The gene responsible for pseudohypoparathyroidism type Ib is paternally imprinted and maps in four unrelated kindreds to chromosome 20q13.3

Abstract

Hypocalcemia and hyperphosphatemia caused by parathyroid hormone (PTH)-resistance are the only discernible abnormalities in pseudohypoparathyroidism type Ib (PHP-Ib). Because mutations in the PTH/PTH-related peptide receptor, a plausible candidate gene, had been excluded previously, we conducted a genome-wide search with four PHP-Ib kindreds and established linkage to a small telomeric region on chromosome 20q, which contains the stimulatory G protein gene. We, furthermore, showed that the genetic defect is imprinted paternally and thus is inherited in the same mode as the PTH-resistant hypocalcemia in kindreds with PHP-Ia and/or pseudo-pseudohypoparathyroidism, two related disorders caused by different stimulatory G protein mutations.

Figure 1

(A–D) Laboratory findings and haplotype analysis for markers on the telomeric end of chromosome 20q13. Most laboratory results of individuals affected by PHP-Ib were obtained at the time of diagnosis, and all other results were obtained for the present study; adult normal range for calcium is 2.15–2.60 mmol/liter, and for phosphate is 0.80–1.50 mmol/liter; phosphate measurements in children are shown in italics (pediatric normal range is 1.30–1.80 mmol/liter); normal range for PTH is indicated for each kindred; results obtained with earlier radioimmunoassay systems are shown in italics (respective normal range in parenthesis underneath). n.d., not determined; nl, within normal limits.
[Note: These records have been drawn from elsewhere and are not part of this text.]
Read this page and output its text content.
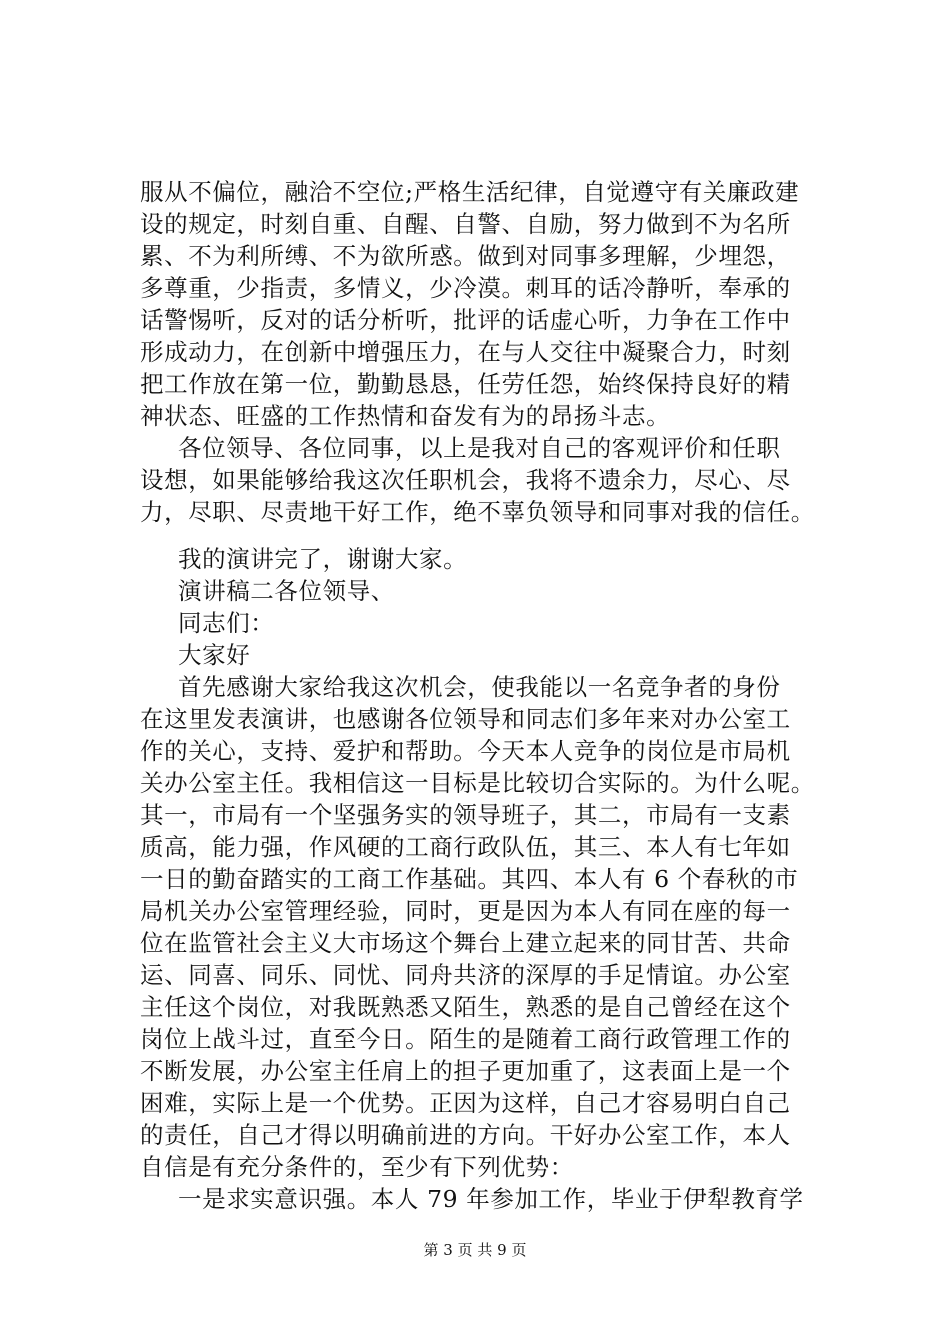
服从不偏位，融洽不空位;严格生活纪律，自觉遵守有关廉政建
设的规定，时刻自重、自醒、自警、自励，努力做到不为名所
累、不为利所缚、不为欲所惑。做到对同事多理解，少埋怨，
多尊重，少指责，多情义，少冷漠。刺耳的话冷静听，奉承的
话警惕听，反对的话分析听，批评的话虚心听，力争在工作中
形成动力，在创新中增强压力，在与人交往中凝聚合力，时刻
把工作放在第一位，勤勤恳恳，任劳任怨，始终保持良好的精
神状态、旺盛的工作热情和奋发有为的昂扬斗志。
各位领导、各位同事，以上是我对自己的客观评价和任职
设想，如果能够给我这次任职机会，我将不遗余力，尽心、尽
力，尽职、尽责地干好工作，绝不辜负领导和同事对我的信任。
我的演讲完了，谢谢大家。
演讲稿二各位领导、
同志们：
大家好
首先感谢大家给我这次机会，使我能以一名竞争者的身份
在这里发表演讲，也感谢各位领导和同志们多年来对办公室工
作的关心，支持、爱护和帮助。今天本人竞争的岗位是市局机
关办公室主任。我相信这一目标是比较切合实际的。为什么呢。
其一，市局有一个坚强务实的领导班子，其二，市局有一支素
质高，能力强，作风硬的工商行政队伍，其三、本人有七年如
一日的勤奋踏实的工商工作基础。其四、本人有 6 个春秋的市
局机关办公室管理经验，同时，更是因为本人有同在座的每一
位在监管社会主义大市场这个舞台上建立起来的同甘苦、共命
运、同喜、同乐、同忧、同舟共济的深厚的手足情谊。办公室
主任这个岗位，对我既熟悉又陌生，熟悉的是自己曾经在这个
岗位上战斗过，直至今日。陌生的是随着工商行政管理工作的
不断发展，办公室主任肩上的担子更加重了，这表面上是一个
困难，实际上是一个优势。正因为这样，自己才容易明白自己
的责任，自己才得以明确前进的方向。干好办公室工作，本人
自信是有充分条件的，至少有下列优势：
一是求实意识强。本人 79 年参加工作，毕业于伊犁教育学
第 3 页 共 9 页
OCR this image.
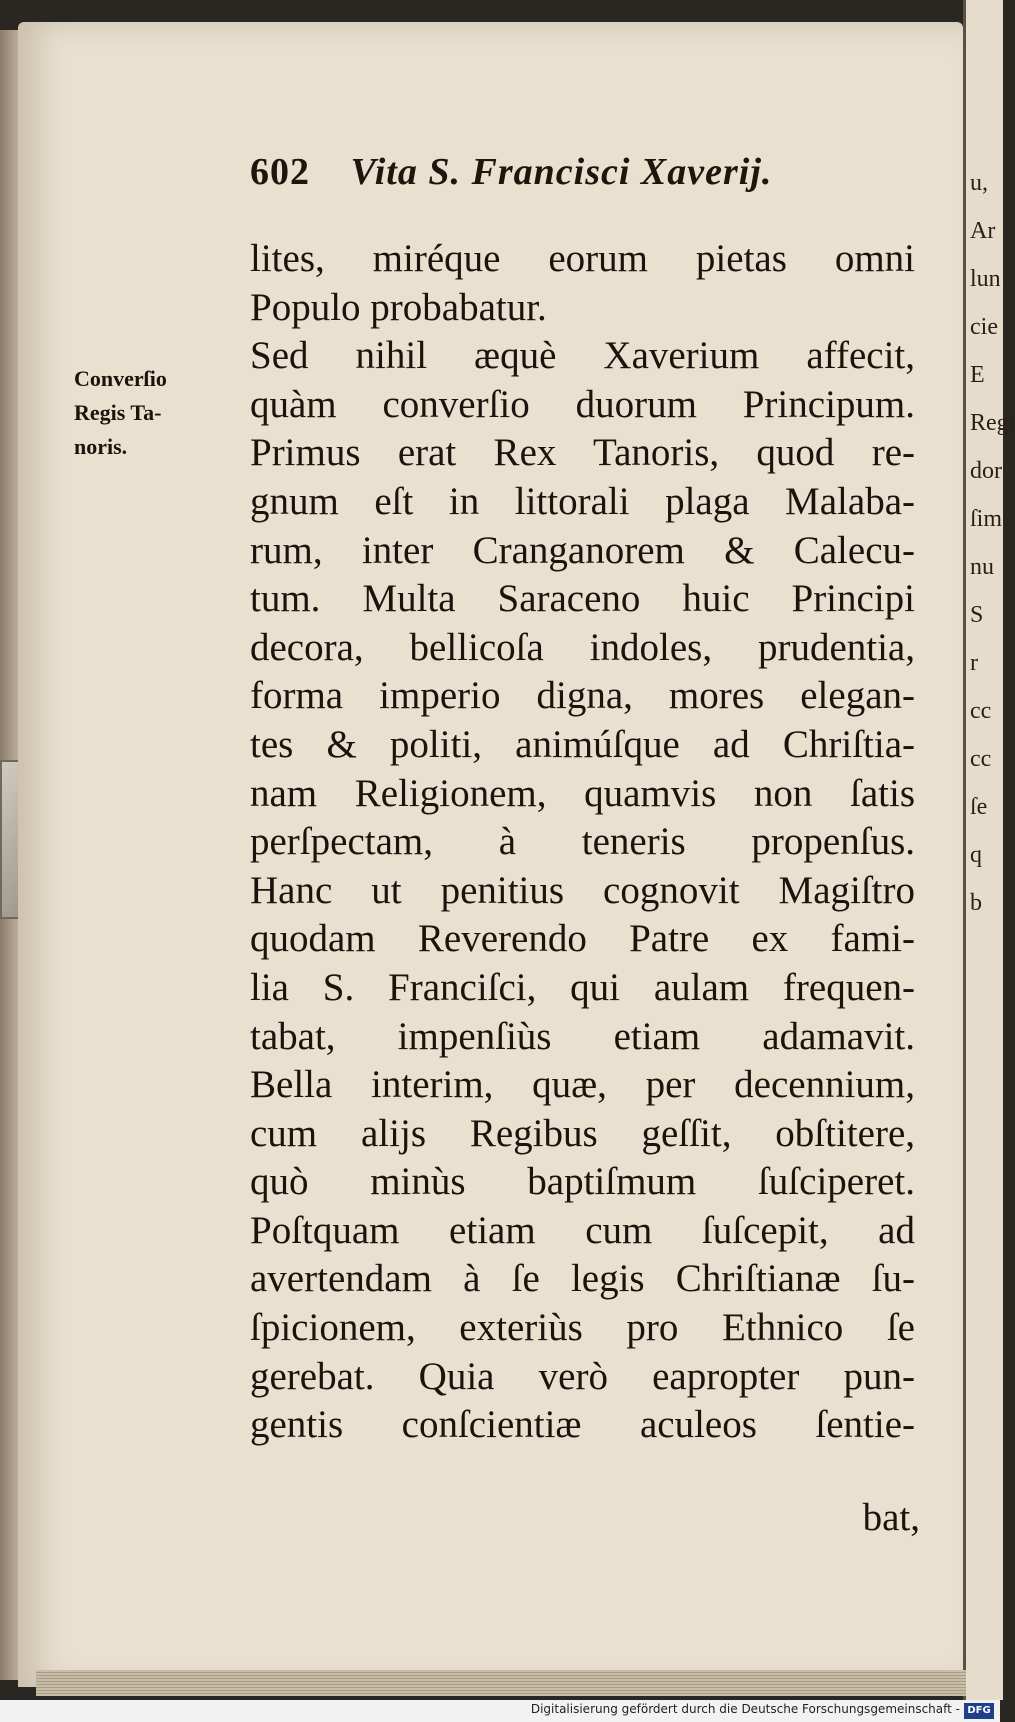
u,
Ar
lun
cie
E
Regi
dor
ſim
nu
S
r
cc
cc
ſe
q
b
602 Vita S. Francisci Xaverij.
Converſio
Regis Ta-
noris.
lites, miréque eorum pietas omni
Populo probabatur.
Sed nihil æquè Xaverium affecit,
quàm converſio duorum Principum.
Primus erat Rex Tanoris, quod re-
gnum eſt in littorali plaga Malaba-
rum, inter Cranganorem & Calecu-
tum. Multa Saraceno huic Principi
decora, bellicoſa indoles, prudentia,
forma imperio digna, mores elegan-
tes & politi, animúſque ad Chriſtia-
nam Religionem, quamvis non ſatis
perſpectam, à teneris propenſus.
Hanc ut penitius cognovit Magiſtro
quodam Reverendo Patre ex fami-
lia S. Franciſci, qui aulam frequen-
tabat, impenſiùs etiam adamavit.
Bella interim, quæ, per decennium,
cum alijs Regibus geſſit, obſtitere,
quò minùs baptiſmum ſuſciperet.
Poſtquam etiam cum ſuſcepit, ad
avertendam à ſe legis Chriſtianæ ſu-
ſpicionem, exteriùs pro Ethnico ſe
gerebat. Quia verò eapropter pun-
gentis conſcientiæ aculeos ſentie-
bat,
Digitalisierung gefördert durch die Deutsche Forschungsgemeinschaft - DFG
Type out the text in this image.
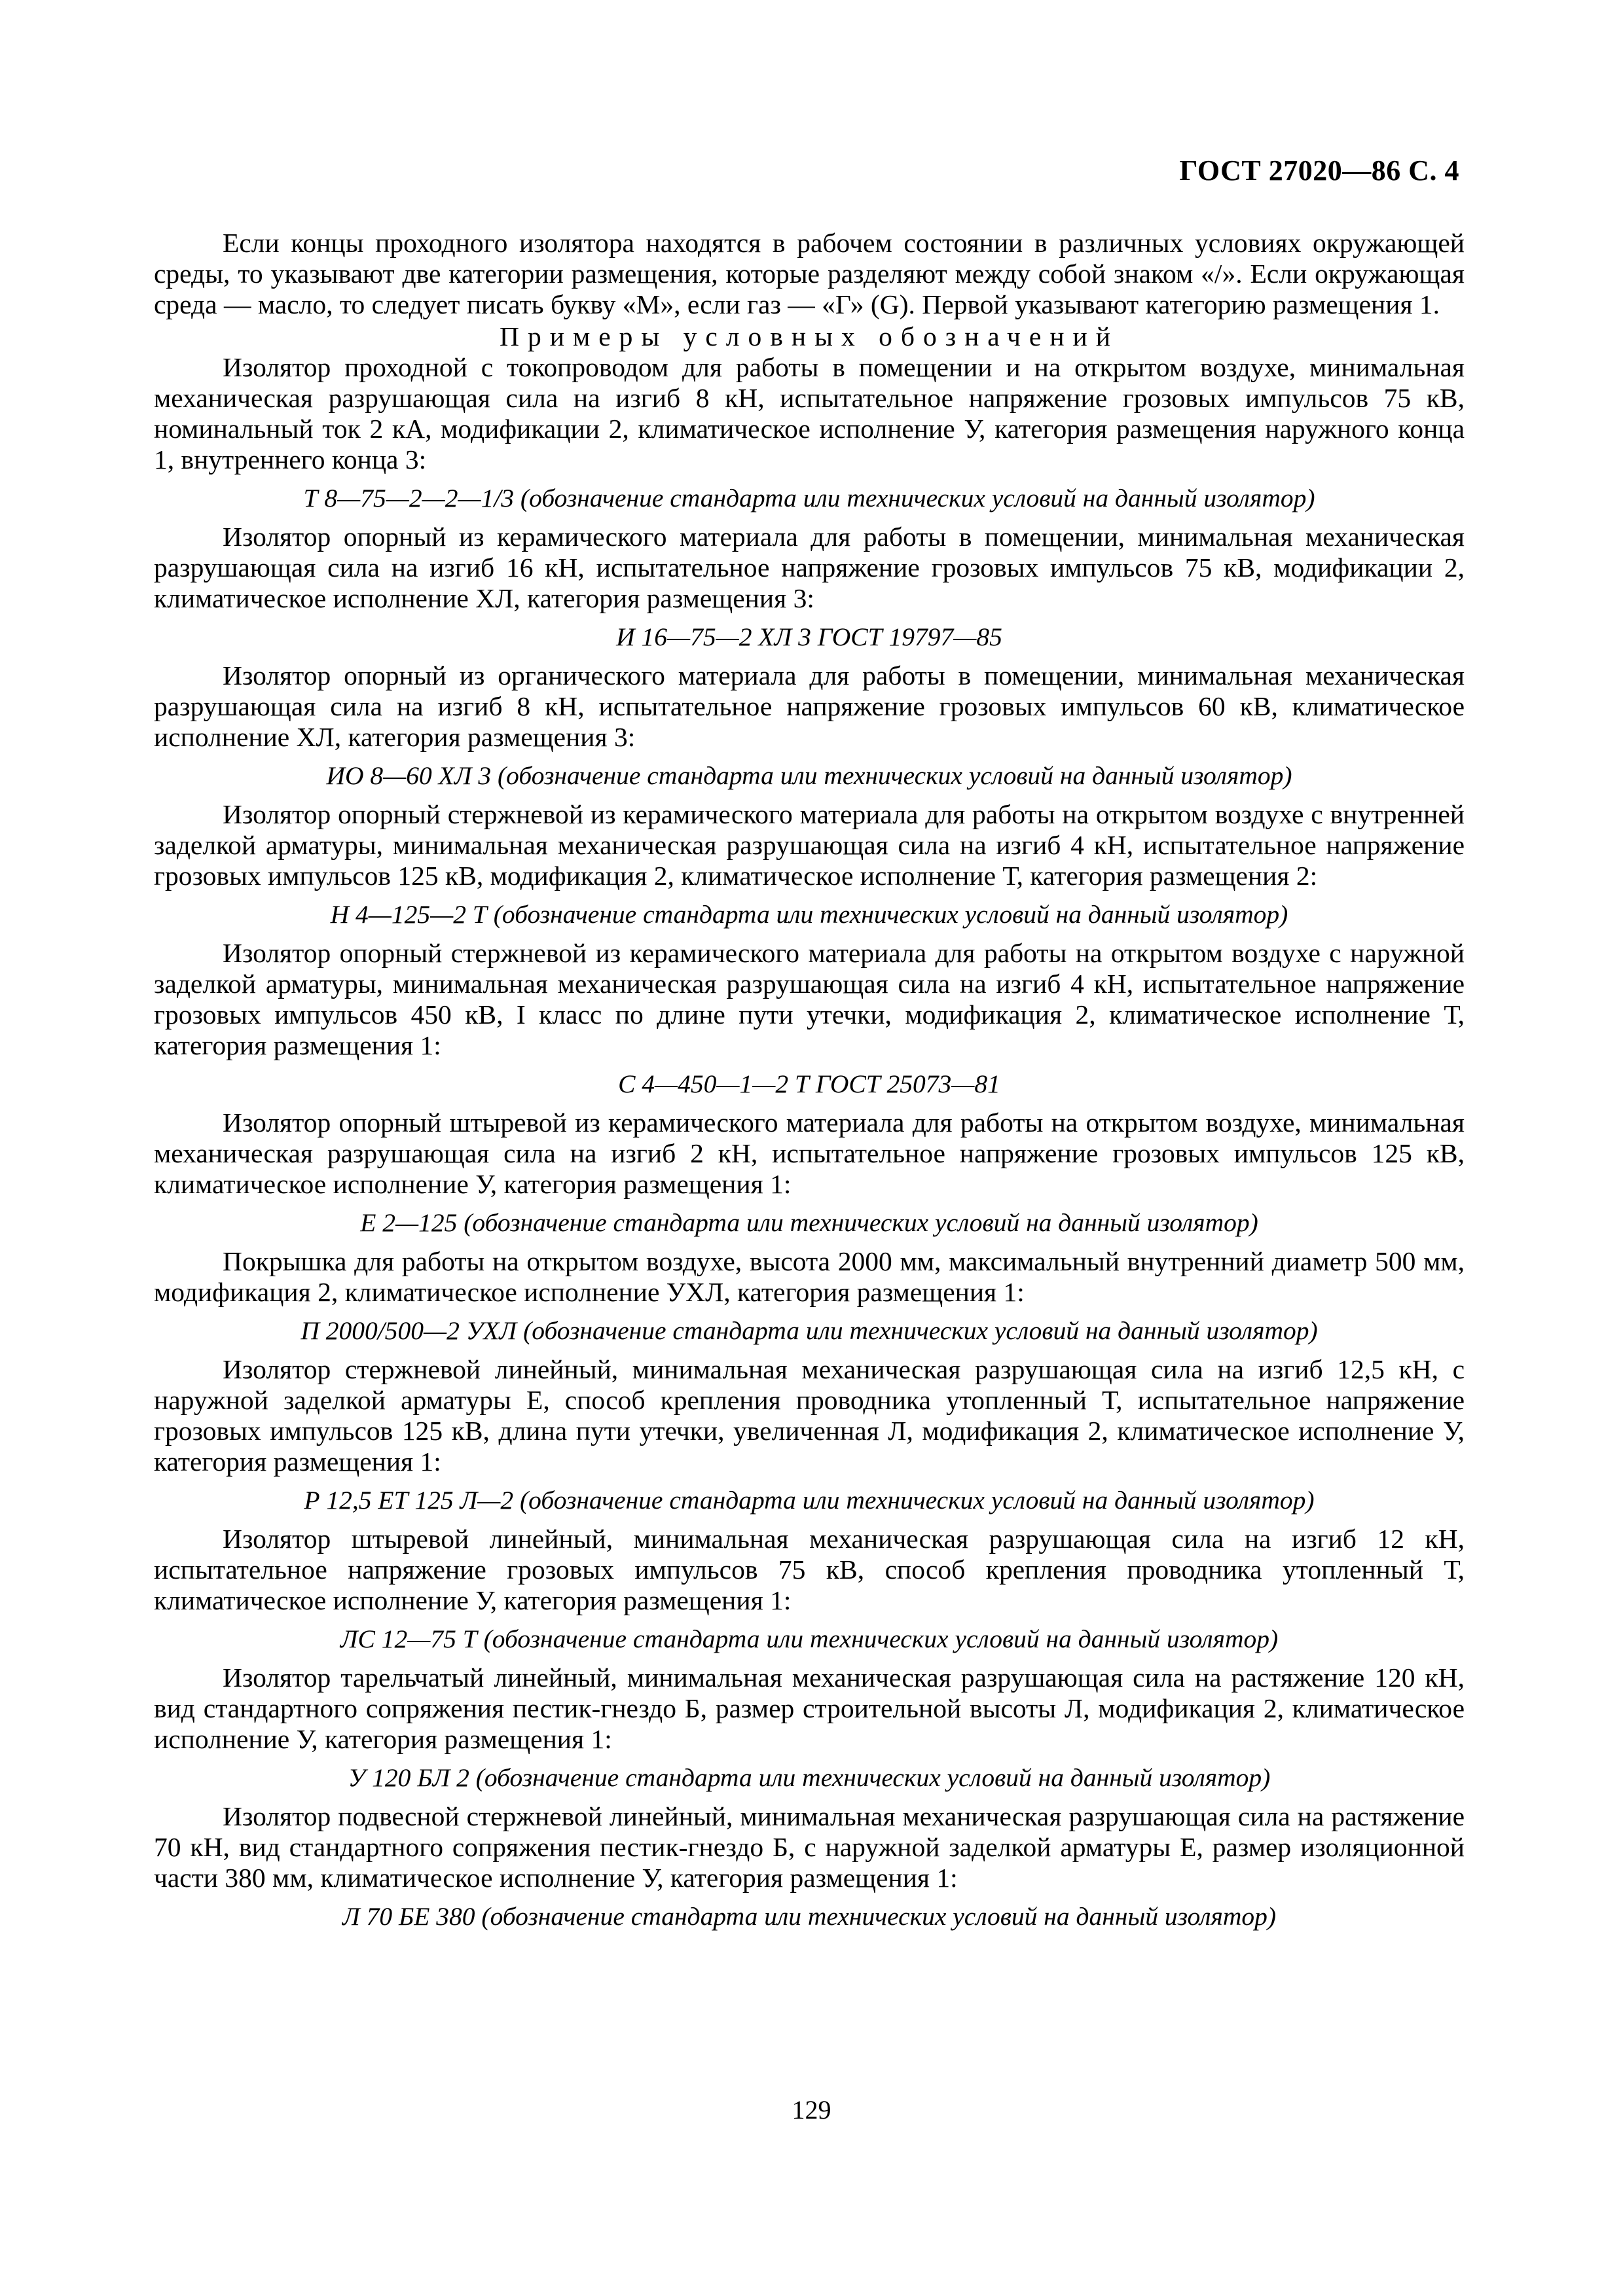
ГОСТ 27020—86 С. 4

Если концы проходного изолятора находятся в рабочем состоянии в различных условиях окружающей среды, то указывают две категории размещения, которые разделяют между собой знаком «/». Если окружающая среда — масло, то следует писать букву «М», если газ — «Г» (G). Первой указывают категорию размещения 1.

Примеры условных обозначений

Изолятор проходной с токопроводом для работы в помещении и на открытом воздухе, минимальная механическая разрушающая сила на изгиб 8 кН, испытательное напряжение грозовых импульсов 75 кВ, номинальный ток 2 кА, модификации 2, климатическое исполнение У, категория размещения наружного конца 1, внутреннего конца 3:

Т 8—75—2—2—1/3 (обозначение стандарта или технических условий на данный изолятор)

Изолятор опорный из керамического материала для работы в помещении, минимальная механическая разрушающая сила на изгиб 16 кН, испытательное напряжение грозовых импульсов 75 кВ, модификации 2, климатическое исполнение ХЛ, категория размещения 3:

И 16—75—2 ХЛ 3 ГОСТ 19797—85

Изолятор опорный из органического материала для работы в помещении, минимальная механическая разрушающая сила на изгиб 8 кН, испытательное напряжение грозовых импульсов 60 кВ, климатическое исполнение ХЛ, категория размещения 3:

ИО 8—60 ХЛ 3 (обозначение стандарта или технических условий на данный изолятор)

Изолятор опорный стержневой из керамического материала для работы на открытом воздухе с внутренней заделкой арматуры, минимальная механическая разрушающая сила на изгиб 4 кН, испытательное напряжение грозовых импульсов 125 кВ, модификация 2, климатическое исполнение Т, категория размещения 2:

Н 4—125—2 Т (обозначение стандарта или технических условий на данный изолятор)

Изолятор опорный стержневой из керамического материала для работы на открытом воздухе с наружной заделкой арматуры, минимальная механическая разрушающая сила на изгиб 4 кН, испытательное напряжение грозовых импульсов 450 кВ, I класс по длине пути утечки, модификация 2, климатическое исполнение Т, категория размещения 1:

С 4—450—1—2 Т ГОСТ 25073—81

Изолятор опорный штыревой из керамического материала для работы на открытом воздухе, минимальная механическая разрушающая сила на изгиб 2 кН, испытательное напряжение грозовых импульсов 125 кВ, климатическое исполнение У, категория размещения 1:

Е 2—125 (обозначение стандарта или технических условий на данный изолятор)

Покрышка для работы на открытом воздухе, высота 2000 мм, максимальный внутренний диаметр 500 мм, модификация 2, климатическое исполнение УХЛ, категория размещения 1:

П 2000/500—2 УХЛ (обозначение стандарта или технических условий на данный изолятор)

Изолятор стержневой линейный, минимальная механическая разрушающая сила на изгиб 12,5 кН, с наружной заделкой арматуры Е, способ крепления проводника утопленный Т, испытательное напряжение грозовых импульсов 125 кВ, длина пути утечки, увеличенная Л, модификация 2, климатическое исполнение У, категория размещения 1:

Р 12,5 ЕТ 125 Л—2 (обозначение стандарта или технических условий на данный изолятор)

Изолятор штыревой линейный, минимальная механическая разрушающая сила на изгиб 12 кН, испытательное напряжение грозовых импульсов 75 кВ, способ крепления проводника утопленный Т, климатическое исполнение У, категория размещения 1:

ЛС 12—75 Т (обозначение стандарта или технических условий на данный изолятор)

Изолятор тарельчатый линейный, минимальная механическая разрушающая сила на растяжение 120 кН, вид стандартного сопряжения пестик-гнездо Б, размер строительной высоты Л, модификация 2, климатическое исполнение У, категория размещения 1:

У 120 БЛ 2 (обозначение стандарта или технических условий на данный изолятор)

Изолятор подвесной стержневой линейный, минимальная механическая разрушающая сила на растяжение 70 кН, вид стандартного сопряжения пестик-гнездо Б, с наружной заделкой арматуры Е, размер изоляционной части 380 мм, климатическое исполнение У, категория размещения 1:

Л 70 БЕ 380 (обозначение стандарта или технических условий на данный изолятор)
129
The haplotype associated with the disorder is shown in bold and is highlighted by shading; recombinations in the allele inherited from obligate gene carriers are indicated by –; markers within the linked region are in bold; • or ■ and bold identification numbers, affected individuals; ○ or □ and regular numbers, healthy individuals; or ▧ and bold italic numbers, unaffected obligate gene carriers; and or ▧ and italic numbers, individuals identified in this study as carriers of the disease haplotype; individuals that were not available for testing and are affected or unaffected by history only are depicted by small symbols; some individuals were tested only for laboratory abnormalities (an asterisk next to a small symbol); \, deceased individual.

Figure 2

Schematic presentation of chromosome 20 and the region linked to PHP-Ib. The linked region is indicated (■), and the locations of microsatellite markers are based on mapping data produced by the Chromosome 20 Mapping Group at the Sanger Centre, Cambridge, U.K. (www.sanger.ac.uk/HGP/Chr20) and the Whitehead Institute, Cambridge, MA (www.genome.wi.mit.edu), by haplotype analysis of the four PHP-Ib kindreds (see Fig. 1 A–D), and by Southern blot analysis of selected PAC clones provided by the Sanger Centre (see Results for details).